Last week I told (the probably mythical) you about the new Morro Bay Art Association show, A Shift in Perspective, opening this Sunday — and the wall-hung photo I submitted for it.
As it happens, for the same show I also submitted the image at the top of this article, with the title The Great Adventure.
The photo and the title both come from an exhibition at Te Papa, the national museum of New Zealand, in Wellington. The exhibition chronicles New Zealand troops’ participation in a catastrophic military campaign in World War I, wherein British and Commonwealth troops invaded the Gallipoli peninsula in an attempt to capture the Dardanelles Strait, lock up the Black Sea, and capture Constantinople, knocking Turkey out of the war. Instead, the attackers suffered withering casualties in a months-long battle against well-entrenched and -armed Turkish soldiers, and eventually slunk away in defeat.

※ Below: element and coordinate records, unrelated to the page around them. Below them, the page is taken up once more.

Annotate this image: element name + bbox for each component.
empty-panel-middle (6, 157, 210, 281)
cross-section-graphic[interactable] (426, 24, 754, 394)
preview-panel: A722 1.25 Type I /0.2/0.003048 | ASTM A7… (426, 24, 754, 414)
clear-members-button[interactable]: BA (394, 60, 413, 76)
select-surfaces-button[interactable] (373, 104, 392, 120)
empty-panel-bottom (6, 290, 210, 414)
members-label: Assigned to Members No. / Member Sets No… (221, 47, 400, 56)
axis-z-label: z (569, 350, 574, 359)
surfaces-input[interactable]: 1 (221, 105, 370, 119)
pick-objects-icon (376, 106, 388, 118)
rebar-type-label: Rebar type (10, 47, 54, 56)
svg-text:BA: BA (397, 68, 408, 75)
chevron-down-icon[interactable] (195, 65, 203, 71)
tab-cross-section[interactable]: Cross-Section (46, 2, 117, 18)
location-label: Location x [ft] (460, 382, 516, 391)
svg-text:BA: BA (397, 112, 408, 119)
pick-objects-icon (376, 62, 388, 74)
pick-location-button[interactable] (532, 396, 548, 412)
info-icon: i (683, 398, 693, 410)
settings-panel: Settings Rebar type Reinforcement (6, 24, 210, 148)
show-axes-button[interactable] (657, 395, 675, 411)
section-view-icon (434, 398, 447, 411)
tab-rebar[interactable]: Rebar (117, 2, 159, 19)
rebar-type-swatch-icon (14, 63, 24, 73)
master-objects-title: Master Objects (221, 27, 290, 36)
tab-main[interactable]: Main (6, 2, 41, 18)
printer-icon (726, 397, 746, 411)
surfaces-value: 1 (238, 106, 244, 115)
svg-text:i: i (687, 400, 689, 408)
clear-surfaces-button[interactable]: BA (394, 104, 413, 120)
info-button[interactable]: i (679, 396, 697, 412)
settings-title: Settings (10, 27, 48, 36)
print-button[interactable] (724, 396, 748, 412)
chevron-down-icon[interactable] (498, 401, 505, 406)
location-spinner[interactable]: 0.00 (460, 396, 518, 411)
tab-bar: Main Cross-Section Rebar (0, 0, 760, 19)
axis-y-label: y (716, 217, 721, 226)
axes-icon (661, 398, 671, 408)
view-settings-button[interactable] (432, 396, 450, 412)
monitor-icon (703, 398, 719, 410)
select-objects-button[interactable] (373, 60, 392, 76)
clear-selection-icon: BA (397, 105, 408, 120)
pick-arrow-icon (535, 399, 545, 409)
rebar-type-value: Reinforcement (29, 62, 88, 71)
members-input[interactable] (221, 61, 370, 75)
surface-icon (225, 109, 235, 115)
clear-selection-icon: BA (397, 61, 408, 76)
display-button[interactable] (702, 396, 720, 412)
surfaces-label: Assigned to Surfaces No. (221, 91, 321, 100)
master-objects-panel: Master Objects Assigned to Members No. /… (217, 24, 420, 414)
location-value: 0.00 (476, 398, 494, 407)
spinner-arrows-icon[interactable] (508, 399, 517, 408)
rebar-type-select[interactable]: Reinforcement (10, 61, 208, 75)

The campaign was the brainchild of then-First Lord of the Admiralty Winston Churchill, who would go on to demonstrate repeatedly throughout the next World War that as a military strategist he was an excellent politician.
But I digress.
The unforgettable Te Papa exhibition on Gallipoli gets its power from brilliantly executed, larger than life dioramas of dramatic moments from the battle such as the one depicted above. In the photo, the eye is confused as a strikingly real looking NZ soldier lunges forward in the foreground, firing his pistol even as his lifeblood drains from a mortal wound; while at the same time in the background, an uninvolved young man chats with a friend, ignoring the battle seemingly raging a few feet away.
The exhibition signage in the farther background announces “The Great Adventure,” a description that is undercut by both the obscene tragedy of the Gallipoli debacle, and the nonchalance of the young visitor.